La position de ceux qui prétendent que, pour organiser des élections, il faut nécessairement un président ou un organe présidentiel de fortune pour appeler le peuple en ses comices est donc constitutionnellement infondée.

Au moins 7 mesures devraient être prises avant qu'Haïti puisse revenir à l'ordre constitutionnel avec un gouvernement légitime, un parlement élu et un système judiciaire fonctionnel :

 

1) Un effort particulier avec la police, appuyée par une force d'action militaire rapide étrangère, pour contribuer au rétablissement de la sécurité, condition sine qua non avant le lancement de toute campagne électorale et la tenue de bonnes élections.

2) Gouvernement de consensus incluant les partis d’opposition, les représentants des différents accords proposés et des représentants crédibles de la société civile

3) La nomination d'un conseil électoral inclusif et non partisan pour organiser des élections crédibles, libres, justes et démocratiques

4) Le gouvernement devrait être obligé de consulter le Haut Conseil de la Transition (HCT) avant de prendre toute décision majeure affectant la gouvernance et l'avenir du pays.

5) Ensuite, le conseil électoral nouvellement nommé ou une assemblée constituante spéciale composée de personnalités crédibles et non controversées proposerait une nouvelle constitution, qui serait finalement sanctionnée par un vote populaire au cours de l'année 2024, si tout se passe bien

6) Ensuite, des élections générales pourraient avoir lieu en octobre 2025 pour permettre à un nouveau parlement et au nouveau président de prêter serment respectivement en janvier et février 2026

7- Les juges - récemment nommés à la Cour suprême par le Conseil des ministres du gouvernement, la plus haute instance politique d'Haïti à l'heure actuelle - resteraient en fonction jusqu'à ce que le parlement et le gouvernement nomment dûment de nouveaux juges qui prêteraient serment par la suite.

 

LES POURPARLERS DE LA CARICOM NE PORTERONT PAS DE FRUITS

Une chose est claire : il n'y aura pas d'accord entre les hommes politiques haïtiens et les autres acteurs que je connais si bien.

Bien sûr, j’aimerais qu’ils puissent me prouver le contraire. Mais malheureusement, je sais que cela va se terminer dans le chaos comme je l'ai dit.

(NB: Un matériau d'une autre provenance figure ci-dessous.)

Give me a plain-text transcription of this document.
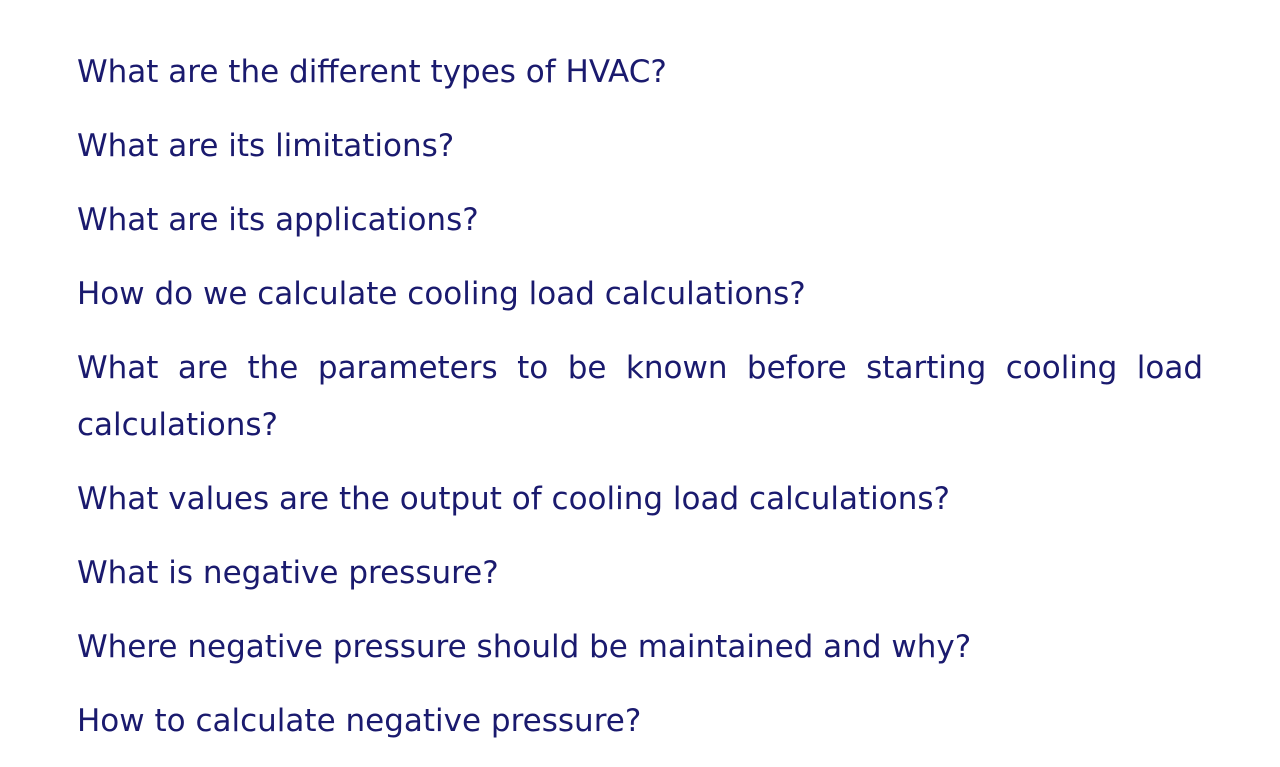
What are the different types of HVAC?
What are its limitations?
What are its applications?
How do we calculate cooling load calculations?
What are the parameters to be known before starting cooling load calculations?
What values are the output of cooling load calculations?
What is negative pressure?
Where negative pressure should be maintained and why?
How to calculate negative pressure?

La seule issue est que la communauté internationale aide le pays à améliorer la situation sécuritaire et facilite la mise en œuvre des mesures mentionnées ci-dessus, notamment la tenue d'un processus électoral crédible et observé au niveau international.

Ceux qui pensent qu'ils doivent se rendre aux élections pour accéder au pouvoir accepteront d'y participer, tandis qu'un certain nombre d'autres - qui savent avec certitude qu'ils n'ont aucune chance de remporter des élections justes, honnêtes et démocratiques - resteront certainement à l'écart, et ils seront totalement dans leur droit. Personne ne devrait les forcer s’ils ne le souhaitent pas.

Les autorités haïtiennes et la communauté internationale ont une obligation : veiller à ce que le processus soit ouvert, sécurisé, participatif, non partisan, non frauduleux, juste, honnête et démocratique.

Le reste sera déterminé par les électeurs. Personne n’a vraiment besoin d’un accord pour accepter d’aller aux élections. Vous devez simplement vous assurer que le processus est équitable ; et vous vous assurez que vous pouvez vous permettre une bonne campagne pour convaincre les électeurs.

Et je crois que l'OEA, l'Union européenne, l'ONU et d'autres observateurs indépendants seront tout à fait disposés à apporter leur aide sur tous ces aspects.

Et je crois que l'OEA, l'Union européenne, l'ONU et d'autres observateurs indépendants seront tout à fait disposés à apporter leur aide sur tous ces aspects.

De nombreux acteurs qui discutent aujourd'hui avec une délégation de personnalités éminentes de la CARICOM croient que la seule façon pour eux d'accéder au pouvoir passe par une transition, décidée en petits groupes, par des personnes à voix haute, mais qui ne représentent pas vraiment la volonté de la majorité du peuple haïtien, des masses souffrantes et oubliées.